According to the 89-page report from Ballard King & Associates, the single-story building under consideration would cost about $16.7 million, would require space for both a competition pool and a leisure pool, and would consume up to 3 acres of land including parking and setbacks. That would be quite a squeeze for that park space.

From a financial perspective, it might also be problematic. The report estimates that such a facility would experience an annual shortfall of about $233,000 when comparing revenues to expenses. Such a revenue disparity is common for public pools of this sort, said Ken Ballard, president of Ballard King.

“There’s really not the ability to cover the cost of operation from revenues generated from the facility itself,” he said. “The fact that this facility would operate at a loss is not unusual.”

Ballard said the smaller leisure pool would provide about two-thirds of the revenue from the facility, since the main pool would be used so frequently by the school district for practices and meets. He also cited water depth and temperature as reasons for the second pool.

If the partnership proceeds, it’s likely that HPISD would pay for building the aquatic center while UP would provide the land and be responsible for its operation.
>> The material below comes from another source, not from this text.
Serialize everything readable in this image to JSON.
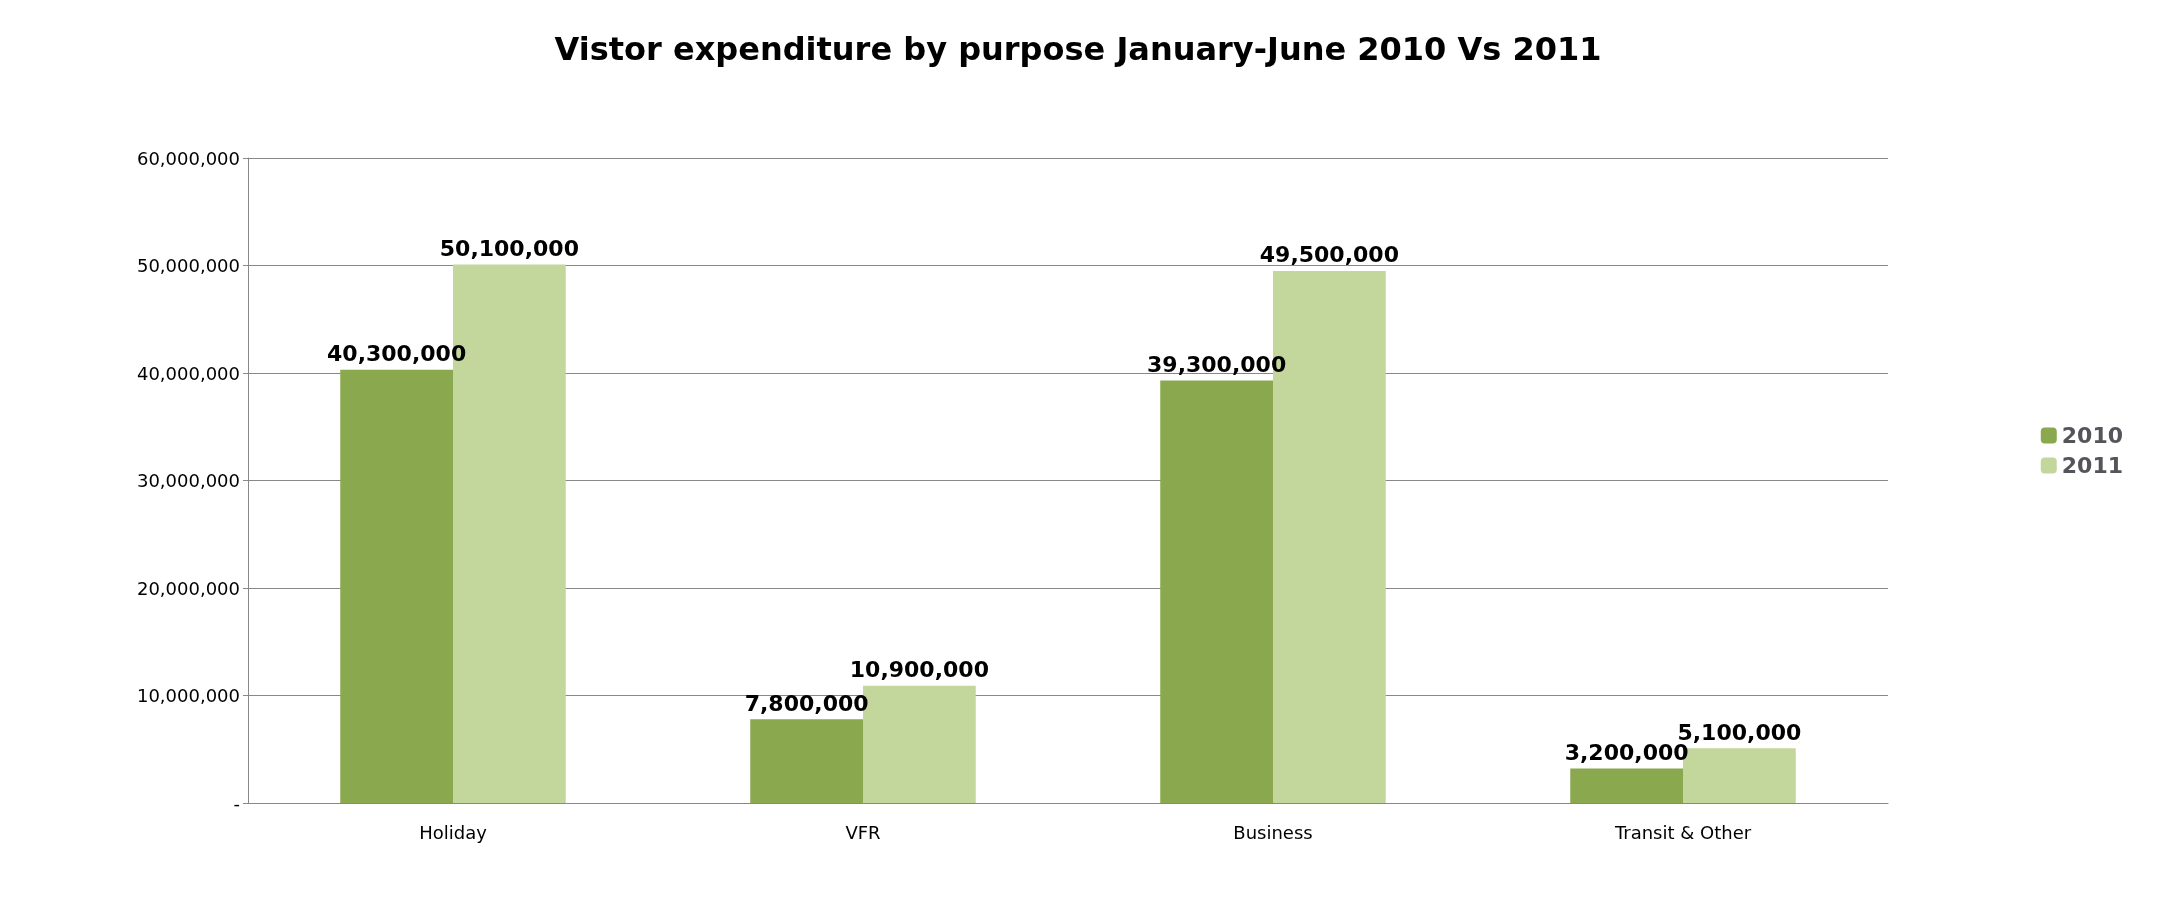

But some issues would still need to be negotiated.

For example, Ballard estimated the need for about 120 new parking spaces to support the center. Yet it’s not known if those would be above or below ground, or who would pay for it, or how much that would cost. The funding source for potential capital replacement costs also hasn’t been determined.

The proposal has generated significant opposition from Save Curtis Park, a coalition of residents near the site who have expressed concerns about traffic, safety, parking, operational costs, and environmental impact.

UP Mayor Olin Lane said that if the city chooses to proceed with the idea, it would follow-up with a traffic study and environmental impact study on the affected neighborhood.

“These numbers look like we’re looking through these rose-colored glasses,” said UP resident Lon Houseman. “I think the city shouldering this burden is not what the residents want.”

HPISD has not publicly disclosed any alternative plans for a new natatorium if the Curtis Park proposal doesn’t pan out.

2 thoughts on “Joint-Use Natatorium Could Have Some Issues

  • December 18, 2014 at 4:38 pm

    HPISD needs to find its own solution. University Park should not give up one of its best parks for a school facility (with 120 parking spaces?!) near one of the busiest spots in UP when HPISD is perfectly capable of devising and paying for its own facility.

  • December 19, 2014 at 11:17 am

    I don’t understand the logic of moving the pool. That has to be very costly. Why don’t they move the Seay Tennis center? Put classrooms there.